Tony was no longer thinking about his upcoming talk with his friends.
“That’s it, good job,” he praised. “Then you fold it like this and this and this.”
Tony moved slowly but as they went through each step of making the origami dragon, Peter got more and more confused until he’d created some kind of distorted form instead of the little reptile he had been trying to recreate. He let out a frustrated cry and threw the ball of paper across the living room angrily.

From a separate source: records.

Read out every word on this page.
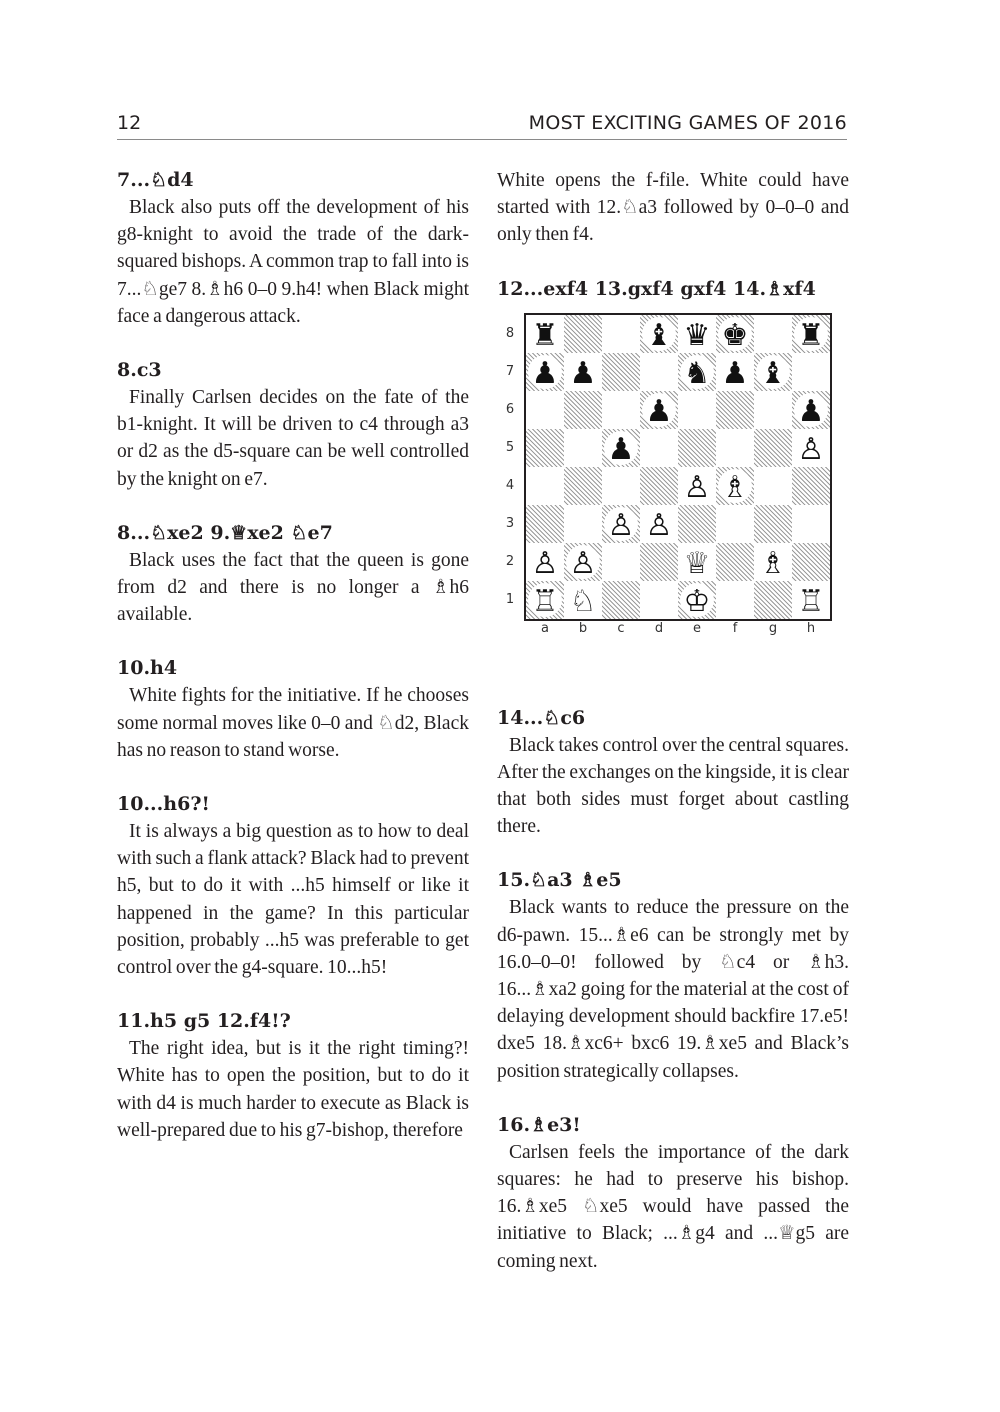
12	MOST EXCITING GAMES OF 2016

7...♘d4

Black also puts off the development of his g8-knight to avoid the trade of the dark-squared bishops. A common trap to fall into is 7...♘ge7 8.♗h6 0–0 9.h4! when Black might face a dangerous attack.

8.c3

Finally Carlsen decides on the fate of the b1-knight. It will be driven to c4 through a3 or d2 as the d5-square can be well controlled by the knight on e7.

8...♘xe2 9.♕xe2 ♘e7

Black uses the fact that the queen is gone from d2 and there is no longer a ♗h6 available.

10.h4

White fights for the initiative. If he chooses some normal moves like 0–0 and ♘d2, Black has no reason to stand worse.

10...h6?!

It is always a big question as to how to deal with such a flank attack? Black had to prevent h5, but to do it with ...h5 himself or like it happened in the game? In this particular position, probably ...h5 was preferable to get control over the g4-square. 10...h5!

11.h5 g5 12.f4!?

The right idea, but is it the right timing?! White has to open the position, but to do it with d4 is much harder to execute as Black is well-prepared due to his g7-bishop, therefore

White opens the f-file. White could have started with 12.♘a3 followed by 0–0–0 and only then f4.

12...exf4 13.gxf4 gxf4 14.♗xf4

♜	♝ ♛ ♚ ♜
♟ ♟	♞ ♟ ♝
♟	♟
♟	♙
♙ ♗
♙ ♙
♙ ♙	♕ ♗
♖ ♘	♔	♖
8
7
6
5
4
3
2
1
a	b	c	d	e	f	g	h

14...♘c6

Black takes control over the central squares. After the exchanges on the kingside, it is clear that both sides must forget about castling there.

15.♘a3 ♗e5

Black wants to reduce the pressure on the d6-pawn. 15...♗e6 can be strongly met by 16.0–0–0! followed by ♘c4 or ♗h3. 16...♗xa2 going for the material at the cost of delaying development should backfire 17.e5! dxe5 18.♗xc6+ bxc6 19.♗xe5 and Black’s position strategically collapses.

16.♗e3!

Carlsen feels the importance of the dark squares: he had to preserve his bishop. 16.♗xe5 ♘xe5 would have passed the initiative to Black; ...♗g4 and ...♕g5 are coming next.
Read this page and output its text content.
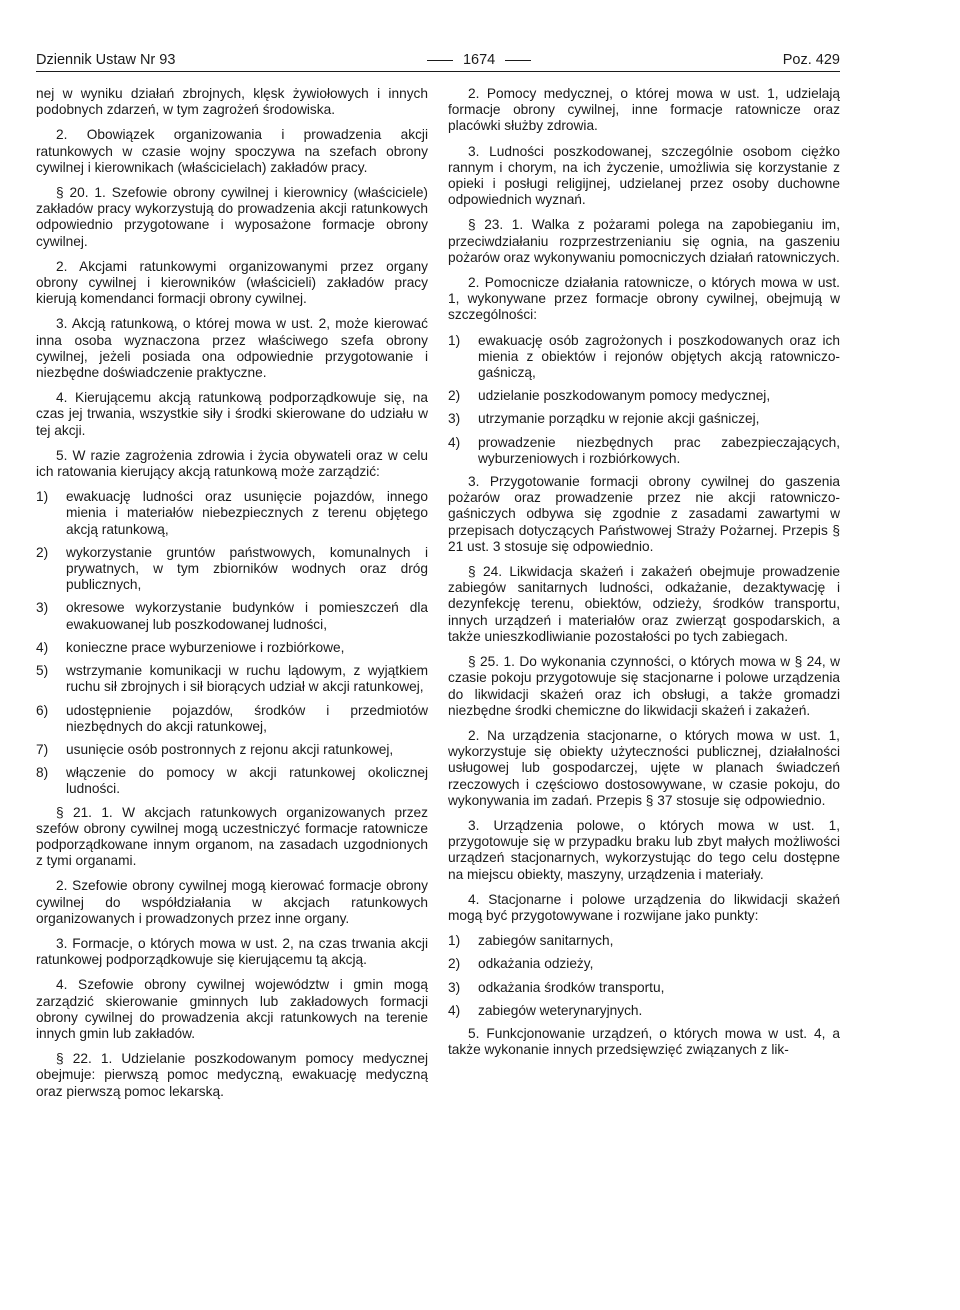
Dziennik Ustaw Nr 93	1674	Poz. 429

nej w wyniku działań zbrojnych, klęsk żywiołowych i innych podobnych zdarzeń, w tym zagrożeń środowiska.

2. Obowiązek organizowania i prowadzenia akcji ratunkowych w czasie wojny spoczywa na szefach obrony cywilnej i kierownikach (właścicielach) zakładów pracy.

§ 20. 1. Szefowie obrony cywilnej i kierownicy (właściciele) zakładów pracy wykorzystują do prowadzenia akcji ratunkowych odpowiednio przygotowane i wyposażone formacje obrony cywilnej.

2. Akcjami ratunkowymi organizowanymi przez organy obrony cywilnej i kierowników (właścicieli) zakładów pracy kierują komendanci formacji obrony cywilnej.

3. Akcją ratunkową, o której mowa w ust. 2, może kierować inna osoba wyznaczona przez właściwego szefa obrony cywilnej, jeżeli posiada ona odpowiednie przygotowanie i niezbędne doświadczenie praktyczne.

4. Kierującemu akcją ratunkową podporządkowuje się, na czas jej trwania, wszystkie siły i środki skierowane do udziału w tej akcji.

5. W razie zagrożenia zdrowia i życia obywateli oraz w celu ich ratowania kierujący akcją ratunkową może zarządzić:

1)	ewakuację ludności oraz usunięcie pojazdów, innego mienia i materiałów niebezpiecznych z terenu objętego akcją ratunkową,
2)	wykorzystanie gruntów państwowych, komunalnych i prywatnych, w tym zbiorników wodnych oraz dróg publicznych,
3)	okresowe wykorzystanie budynków i pomieszczeń dla ewakuowanej lub poszkodowanej ludności,
4)	konieczne prace wyburzeniowe i rozbiórkowe,
5)	wstrzymanie komunikacji w ruchu lądowym, z wyjątkiem ruchu sił zbrojnych i sił biorących udział w akcji ratunkowej,
6)	udostępnienie pojazdów, środków i przedmiotów niezbędnych do akcji ratunkowej,
7)	usunięcie osób postronnych z rejonu akcji ratunkowej,
8)	włączenie do pomocy w akcji ratunkowej okolicznej ludności.

§ 21. 1. W akcjach ratunkowych organizowanych przez szefów obrony cywilnej mogą uczestniczyć formacje ratownicze podporządkowane innym organom, na zasadach uzgodnionych z tymi organami.

2. Szefowie obrony cywilnej mogą kierować formacje obrony cywilnej do współdziałania w akcjach ratunkowych organizowanych i prowadzonych przez inne organy.

3. Formacje, o których mowa w ust. 2, na czas trwania akcji ratunkowej podporządkowuje się kierującemu tą akcją.

4. Szefowie obrony cywilnej województw i gmin mogą zarządzić skierowanie gminnych lub zakładowych formacji obrony cywilnej do prowadzenia akcji ratunkowych na terenie innych gmin lub zakładów.

§ 22. 1. Udzielanie poszkodowanym pomocy medycznej obejmuje: pierwszą pomoc medyczną, ewakuację medyczną oraz pierwszą pomoc lekarską.

2. Pomocy medycznej, o której mowa w ust. 1, udzielają formacje obrony cywilnej, inne formacje ratownicze oraz placówki służby zdrowia.

3. Ludności poszkodowanej, szczególnie osobom ciężko rannym i chorym, na ich życzenie, umożliwia się korzystanie z opieki i posługi religijnej, udzielanej przez osoby duchowne odpowiednich wyznań.

§ 23. 1. Walka z pożarami polega na zapobieganiu im, przeciwdziałaniu rozprzestrzenianiu się ognia, na gaszeniu pożarów oraz wykonywaniu pomocniczych działań ratowniczych.

2. Pomocnicze działania ratownicze, o których mowa w ust. 1, wykonywane przez formacje obrony cywilnej, obejmują w szczególności:

1)	ewakuację osób zagrożonych i poszkodowanych oraz ich mienia z obiektów i rejonów objętych akcją ratowniczo-gaśniczą,
2)	udzielanie poszkodowanym pomocy medycznej,
3)	utrzymanie porządku w rejonie akcji gaśniczej,
4)	prowadzenie niezbędnych prac zabezpieczających, wyburzeniowych i rozbiórkowych.

3. Przygotowanie formacji obrony cywilnej do gaszenia pożarów oraz prowadzenie przez nie akcji ratowniczo-gaśniczych odbywa się zgodnie z zasadami zawartymi w przepisach dotyczących Państwowej Straży Pożarnej. Przepis § 21 ust. 3 stosuje się odpowiednio.

§ 24. Likwidacja skażeń i zakażeń obejmuje prowadzenie zabiegów sanitarnych ludności, odkażanie, dezaktywację i dezynfekcję terenu, obiektów, odzieży, środków transportu, innych urządzeń i materiałów oraz zwierząt gospodarskich, a także unieszkodliwianie pozostałości po tych zabiegach.

§ 25. 1. Do wykonania czynności, o których mowa w § 24, w czasie pokoju przygotowuje się stacjonarne i polowe urządzenia do likwidacji skażeń oraz ich obsługi, a także gromadzi niezbędne środki chemiczne do likwidacji skażeń i zakażeń.

2. Na urządzenia stacjonarne, o których mowa w ust. 1, wykorzystuje się obiekty użyteczności publicznej, działalności usługowej lub gospodarczej, ujęte w planach świadczeń rzeczowych i częściowo dostosowywane, w czasie pokoju, do wykonywania im zadań. Przepis § 37 stosuje się odpowiednio.

3. Urządzenia polowe, o których mowa w ust. 1, przygotowuje się w przypadku braku lub zbyt małych możliwości urządzeń stacjonarnych, wykorzystując do tego celu dostępne na miejscu obiekty, maszyny, urządzenia i materiały.

4. Stacjonarne i polowe urządzenia do likwidacji skażeń mogą być przygotowywane i rozwijane jako punkty:

1)	zabiegów sanitarnych,
2)	odkażania odzieży,
3)	odkażania środków transportu,
4)	zabiegów weterynaryjnych.

5. Funkcjonowanie urządzeń, o których mowa w ust. 4, a także wykonanie innych przedsięwzięć związanych z lik-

“Hey, hey,” Tony said. He kept his tone soft but with a stern undertone. “Underoos, we do not throw things just because we’re annoyed. Go and pick it up. If you don’t want it, put it in the trash.”
Peter grumbled but pulled himself up off of the floor. Once he had deposited it in the box of paper recycling tucked niftily inside a cupboard, he re-joined the older man at the coffee table.
“I can’t do it, it’s too hard!” Peter whined.
It was obvious that he was fed up.
Tony let himself wrap an arm around Peter’s shoulders and pull him close.
“Why don’t you decorate the paper with patterns and colours,” Tony suggested. “And I’ll make it into baby dragons.”
“Yes please,” replied Peter.
He was already pulling out a fresh sheet and his well-used red crayon to begin decorating.
“This one is going to be called Ned.”
Tony found himself powerless to stop the fond smile that spread across his face.
“I like it. What about this one?”
He pushed the plain white one he had made first across the wood towards the kid. For a moment, Peter seemed to ignore him, focused on drawing squares and zigzags to adorn what was going to become Ned’s scales.
Without looking up, he replied, “Karen, and the other white one is called Horance.”
By the time they were one, they had made a little army of twenty-eight paper dragons all covered in different colourful deigns and with individual names carefully chosen for each them. Peter picked out his favourites that he insisted he had to take with him to put by what had come to be his bed. It was oddly endearing that he had grown so attached so quickly.
Karen was the first one he picked up, followed by Ned with the identifiable scrawled red and white skin. He had also picked out one with blue and pink stripes across the wings, Gwen, and one with multi-coloured curly swirls all over, MJ.
Tony was careful to remember to say goodnight to each of them by name when he tucked Peter in that night.